‘Blown air’ trials herald aviation design revolution

Engineers from BAE Systems in Lancashire have played a major role in a technological breakthrough set to revolutionise the future of aviation design.

For the first time in the industry’s history, an aircraft has been manoeuvred in flight using supersonically blown air, removing the need for complex movable flight control surfaces. 

In a series of ground-breaking trials, the MAGMA unmanned aerial vehicle (UAV) demonstrated two innovative flow control technologies.

MAGMA, designed and developed by researchers at The University of Manchester in collaboration with engineers from BAE Systems, successfully trialled the two ‘flap-free’ technologies earlier this month at the Llanbedr Airfield.

The technologies have been designed to improve the control and performance of aircraft. 

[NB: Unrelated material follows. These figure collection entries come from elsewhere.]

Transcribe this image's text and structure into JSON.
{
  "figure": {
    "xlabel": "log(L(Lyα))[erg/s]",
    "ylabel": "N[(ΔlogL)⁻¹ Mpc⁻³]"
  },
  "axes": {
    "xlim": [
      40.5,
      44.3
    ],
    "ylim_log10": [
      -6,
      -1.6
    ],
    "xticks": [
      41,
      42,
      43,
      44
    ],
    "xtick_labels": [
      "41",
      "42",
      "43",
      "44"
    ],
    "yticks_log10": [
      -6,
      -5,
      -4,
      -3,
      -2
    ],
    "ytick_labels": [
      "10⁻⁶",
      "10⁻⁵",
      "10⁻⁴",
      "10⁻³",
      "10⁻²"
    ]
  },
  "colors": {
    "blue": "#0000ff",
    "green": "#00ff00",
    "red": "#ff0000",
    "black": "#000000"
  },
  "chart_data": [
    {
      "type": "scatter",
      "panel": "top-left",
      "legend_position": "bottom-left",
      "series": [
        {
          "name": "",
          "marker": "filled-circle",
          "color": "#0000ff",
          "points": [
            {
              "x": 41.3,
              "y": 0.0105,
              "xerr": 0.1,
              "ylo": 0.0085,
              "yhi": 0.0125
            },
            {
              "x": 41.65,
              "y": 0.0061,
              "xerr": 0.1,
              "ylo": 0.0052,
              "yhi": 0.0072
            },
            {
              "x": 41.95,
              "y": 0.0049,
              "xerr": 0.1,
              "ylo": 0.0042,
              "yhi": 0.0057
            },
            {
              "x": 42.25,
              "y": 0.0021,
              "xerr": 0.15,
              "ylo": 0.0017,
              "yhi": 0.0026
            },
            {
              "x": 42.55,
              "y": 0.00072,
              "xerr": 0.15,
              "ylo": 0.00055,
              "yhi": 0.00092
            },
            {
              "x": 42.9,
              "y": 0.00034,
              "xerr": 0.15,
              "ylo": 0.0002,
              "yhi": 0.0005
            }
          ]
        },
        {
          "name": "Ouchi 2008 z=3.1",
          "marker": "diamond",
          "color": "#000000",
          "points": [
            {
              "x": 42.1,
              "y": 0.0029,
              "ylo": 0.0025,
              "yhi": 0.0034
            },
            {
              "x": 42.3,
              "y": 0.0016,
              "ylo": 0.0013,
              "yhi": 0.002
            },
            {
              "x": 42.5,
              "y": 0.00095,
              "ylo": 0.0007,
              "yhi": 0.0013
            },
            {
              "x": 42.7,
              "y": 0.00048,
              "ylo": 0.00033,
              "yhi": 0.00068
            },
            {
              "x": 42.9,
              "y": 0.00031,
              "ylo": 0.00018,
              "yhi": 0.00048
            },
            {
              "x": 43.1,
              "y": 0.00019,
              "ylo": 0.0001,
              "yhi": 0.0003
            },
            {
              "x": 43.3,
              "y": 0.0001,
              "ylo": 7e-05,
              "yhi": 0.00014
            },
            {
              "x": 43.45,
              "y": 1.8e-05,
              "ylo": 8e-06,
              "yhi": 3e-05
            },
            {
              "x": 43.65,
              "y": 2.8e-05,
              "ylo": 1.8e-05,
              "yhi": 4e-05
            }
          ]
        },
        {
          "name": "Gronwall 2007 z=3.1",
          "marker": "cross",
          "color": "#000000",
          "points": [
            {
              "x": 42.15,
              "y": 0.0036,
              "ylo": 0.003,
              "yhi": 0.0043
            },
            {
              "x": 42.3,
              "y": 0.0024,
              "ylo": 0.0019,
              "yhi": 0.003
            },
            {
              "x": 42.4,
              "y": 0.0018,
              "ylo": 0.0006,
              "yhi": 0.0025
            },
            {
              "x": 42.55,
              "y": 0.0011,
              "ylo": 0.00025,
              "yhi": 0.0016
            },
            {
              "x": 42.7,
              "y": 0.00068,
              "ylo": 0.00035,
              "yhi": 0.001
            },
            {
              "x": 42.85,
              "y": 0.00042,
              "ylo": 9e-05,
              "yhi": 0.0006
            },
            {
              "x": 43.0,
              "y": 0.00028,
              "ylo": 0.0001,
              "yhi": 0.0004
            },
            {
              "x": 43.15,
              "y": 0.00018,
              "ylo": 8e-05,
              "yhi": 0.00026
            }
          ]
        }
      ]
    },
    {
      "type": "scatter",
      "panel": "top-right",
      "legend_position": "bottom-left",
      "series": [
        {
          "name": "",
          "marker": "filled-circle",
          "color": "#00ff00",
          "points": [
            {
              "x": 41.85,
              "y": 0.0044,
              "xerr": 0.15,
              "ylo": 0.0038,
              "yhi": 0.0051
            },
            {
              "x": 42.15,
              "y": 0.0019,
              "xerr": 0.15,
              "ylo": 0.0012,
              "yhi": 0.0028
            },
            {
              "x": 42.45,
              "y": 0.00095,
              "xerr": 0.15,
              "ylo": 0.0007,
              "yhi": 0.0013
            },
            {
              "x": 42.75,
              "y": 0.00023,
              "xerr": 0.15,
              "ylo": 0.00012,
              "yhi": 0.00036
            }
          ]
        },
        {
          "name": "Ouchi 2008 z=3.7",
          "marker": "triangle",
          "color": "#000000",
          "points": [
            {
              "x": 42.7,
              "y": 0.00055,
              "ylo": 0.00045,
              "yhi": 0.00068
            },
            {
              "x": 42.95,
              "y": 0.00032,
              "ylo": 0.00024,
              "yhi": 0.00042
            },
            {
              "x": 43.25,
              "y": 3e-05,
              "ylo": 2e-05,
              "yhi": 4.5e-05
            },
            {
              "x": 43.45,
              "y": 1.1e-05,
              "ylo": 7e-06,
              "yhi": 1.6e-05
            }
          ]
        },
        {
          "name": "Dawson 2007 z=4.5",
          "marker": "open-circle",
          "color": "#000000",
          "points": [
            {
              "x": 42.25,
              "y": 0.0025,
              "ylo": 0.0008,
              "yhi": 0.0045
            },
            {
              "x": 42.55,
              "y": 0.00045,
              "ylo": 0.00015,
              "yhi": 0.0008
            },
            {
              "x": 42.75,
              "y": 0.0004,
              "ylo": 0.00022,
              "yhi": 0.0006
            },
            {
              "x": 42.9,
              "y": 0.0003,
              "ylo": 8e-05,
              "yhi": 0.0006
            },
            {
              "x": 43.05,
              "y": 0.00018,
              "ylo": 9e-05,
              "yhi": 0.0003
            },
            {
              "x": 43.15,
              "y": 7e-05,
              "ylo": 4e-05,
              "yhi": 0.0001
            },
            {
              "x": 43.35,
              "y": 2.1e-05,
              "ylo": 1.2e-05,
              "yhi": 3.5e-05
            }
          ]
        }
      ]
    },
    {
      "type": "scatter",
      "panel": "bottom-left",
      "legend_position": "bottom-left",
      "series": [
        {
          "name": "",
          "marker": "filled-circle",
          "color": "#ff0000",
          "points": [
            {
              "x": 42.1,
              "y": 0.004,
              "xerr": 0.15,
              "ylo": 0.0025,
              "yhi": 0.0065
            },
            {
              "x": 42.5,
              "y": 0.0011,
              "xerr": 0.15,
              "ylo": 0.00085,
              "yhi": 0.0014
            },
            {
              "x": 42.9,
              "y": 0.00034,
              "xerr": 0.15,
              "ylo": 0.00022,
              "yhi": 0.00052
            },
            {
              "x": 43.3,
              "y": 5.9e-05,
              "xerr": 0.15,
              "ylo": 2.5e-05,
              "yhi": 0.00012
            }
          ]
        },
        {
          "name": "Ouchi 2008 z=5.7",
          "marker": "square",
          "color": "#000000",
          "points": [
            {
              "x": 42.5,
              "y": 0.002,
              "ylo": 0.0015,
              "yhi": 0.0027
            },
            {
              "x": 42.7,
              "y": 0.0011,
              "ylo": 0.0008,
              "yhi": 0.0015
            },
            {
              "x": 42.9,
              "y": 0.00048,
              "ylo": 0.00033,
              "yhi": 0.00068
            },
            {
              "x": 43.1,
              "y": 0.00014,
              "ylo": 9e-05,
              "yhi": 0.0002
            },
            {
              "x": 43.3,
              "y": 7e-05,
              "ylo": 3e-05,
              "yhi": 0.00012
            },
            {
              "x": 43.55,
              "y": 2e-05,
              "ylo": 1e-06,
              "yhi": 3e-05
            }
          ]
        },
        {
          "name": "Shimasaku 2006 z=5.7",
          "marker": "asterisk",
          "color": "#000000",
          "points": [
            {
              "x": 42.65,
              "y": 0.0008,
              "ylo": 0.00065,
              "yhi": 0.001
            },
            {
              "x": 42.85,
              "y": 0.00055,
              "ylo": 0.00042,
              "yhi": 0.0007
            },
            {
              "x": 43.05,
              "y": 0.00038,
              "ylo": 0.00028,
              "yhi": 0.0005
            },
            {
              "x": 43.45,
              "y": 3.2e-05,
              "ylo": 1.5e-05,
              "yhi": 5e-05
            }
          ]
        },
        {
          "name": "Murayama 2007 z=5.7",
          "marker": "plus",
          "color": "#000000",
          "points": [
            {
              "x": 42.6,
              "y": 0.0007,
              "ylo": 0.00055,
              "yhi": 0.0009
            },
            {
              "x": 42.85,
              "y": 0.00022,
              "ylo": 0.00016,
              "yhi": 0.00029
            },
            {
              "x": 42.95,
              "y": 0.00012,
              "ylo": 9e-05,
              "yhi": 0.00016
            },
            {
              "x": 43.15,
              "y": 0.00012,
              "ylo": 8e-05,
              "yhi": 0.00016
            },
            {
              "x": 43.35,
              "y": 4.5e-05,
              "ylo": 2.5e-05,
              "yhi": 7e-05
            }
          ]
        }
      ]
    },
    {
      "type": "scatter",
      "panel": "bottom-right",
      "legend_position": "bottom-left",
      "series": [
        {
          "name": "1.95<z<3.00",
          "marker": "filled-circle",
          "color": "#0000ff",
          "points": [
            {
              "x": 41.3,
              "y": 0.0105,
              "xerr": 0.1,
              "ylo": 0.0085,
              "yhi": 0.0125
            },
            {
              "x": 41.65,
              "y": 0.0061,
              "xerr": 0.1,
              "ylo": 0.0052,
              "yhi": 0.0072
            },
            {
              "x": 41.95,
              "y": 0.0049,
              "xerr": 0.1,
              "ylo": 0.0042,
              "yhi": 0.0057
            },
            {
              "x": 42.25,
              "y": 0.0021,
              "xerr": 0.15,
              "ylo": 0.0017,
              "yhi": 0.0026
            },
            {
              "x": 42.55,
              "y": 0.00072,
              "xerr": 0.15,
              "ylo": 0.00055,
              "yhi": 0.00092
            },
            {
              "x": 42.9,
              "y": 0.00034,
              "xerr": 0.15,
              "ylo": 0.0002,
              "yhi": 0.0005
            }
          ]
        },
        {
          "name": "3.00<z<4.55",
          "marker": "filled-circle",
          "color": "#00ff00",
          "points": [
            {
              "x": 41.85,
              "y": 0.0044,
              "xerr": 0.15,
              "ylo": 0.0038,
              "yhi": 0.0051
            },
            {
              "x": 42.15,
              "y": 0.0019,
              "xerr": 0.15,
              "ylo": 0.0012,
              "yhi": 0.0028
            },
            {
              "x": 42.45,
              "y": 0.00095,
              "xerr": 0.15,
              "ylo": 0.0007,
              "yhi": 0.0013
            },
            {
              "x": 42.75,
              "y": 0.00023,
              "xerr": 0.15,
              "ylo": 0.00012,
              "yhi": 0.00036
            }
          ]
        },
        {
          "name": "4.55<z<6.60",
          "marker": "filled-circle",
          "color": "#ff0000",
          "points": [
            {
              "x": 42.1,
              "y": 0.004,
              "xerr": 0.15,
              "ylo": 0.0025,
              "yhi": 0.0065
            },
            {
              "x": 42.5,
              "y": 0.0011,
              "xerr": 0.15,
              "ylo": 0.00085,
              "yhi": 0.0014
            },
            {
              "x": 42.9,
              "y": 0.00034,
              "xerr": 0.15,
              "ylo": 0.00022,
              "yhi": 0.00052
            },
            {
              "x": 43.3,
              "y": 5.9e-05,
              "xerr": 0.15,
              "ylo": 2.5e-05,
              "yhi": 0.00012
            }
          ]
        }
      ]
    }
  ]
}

By replacing moving surfaces with a simpler ‘blown air’ solution, the trials have paved the way for engineers to create better performing aircraft that are lighter, more reliable and cheaper to operate. 

The technologies could also improve an aircraft’s stealth as they reduce the number of gaps and edges that currently make aircraft more observable on radar. 

The fluidic thrust vectoring exhaust and wing circulation control devices were manufactured using the latest additive manufacturing capabilities at the company’s Samlesbury site.

MAGMA is a great example of how collaborating with British universities can deliver ground-breaking research.

BAE Systems says developments like these will help ensure the UK has the right technologies and skills in place for the future and could be applied to the development of a Future Combat Air System by its Team Tempest project.

It is the latest technological breakthrough to come from a number of BAE Systems collaborations with academia and industry.

Julia Sutcliffe, chief technologist, BAE Systems Air, said: “MAGMA is a great example of how collaborating with bright minds at British universities can deliver ground-breaking research and innovation. 

“Our partnership with The University of Manchester has identified cutting-edge technology, in this case flap-free flight, and turned what began as a feasibility study into a proven capability in just a number of months. 

“It demonstrates how STEM can be applied in the real-world and I hope the success of these trials inspires the next generation of much-needed engineers and scientists.”

Bill Crowther, senior academic and leader of the MAGMA project at Manchester, added: “We are excited to have been part of a long-standing effort to change the way in which aircraft can be controlled, going all the way back to the invention of wing warping by the Wright brothers.” 

The technologies demonstrated in the trials were:

  • Wing Circulation Control: Taking air from the aircraft engine and blowing it supersonically through narrow slots around a specially shaped wing tailing edge in order to control the aircraft.
  • Fluidic Thrust Vectoring: Controlling the aircraft by blowing air jets inside the nozzle to deflect the exhaust jet and generate a control force.

Other technologies to improve aircraft performance are being explored in collaboration with NATO Science and Technology Organisation.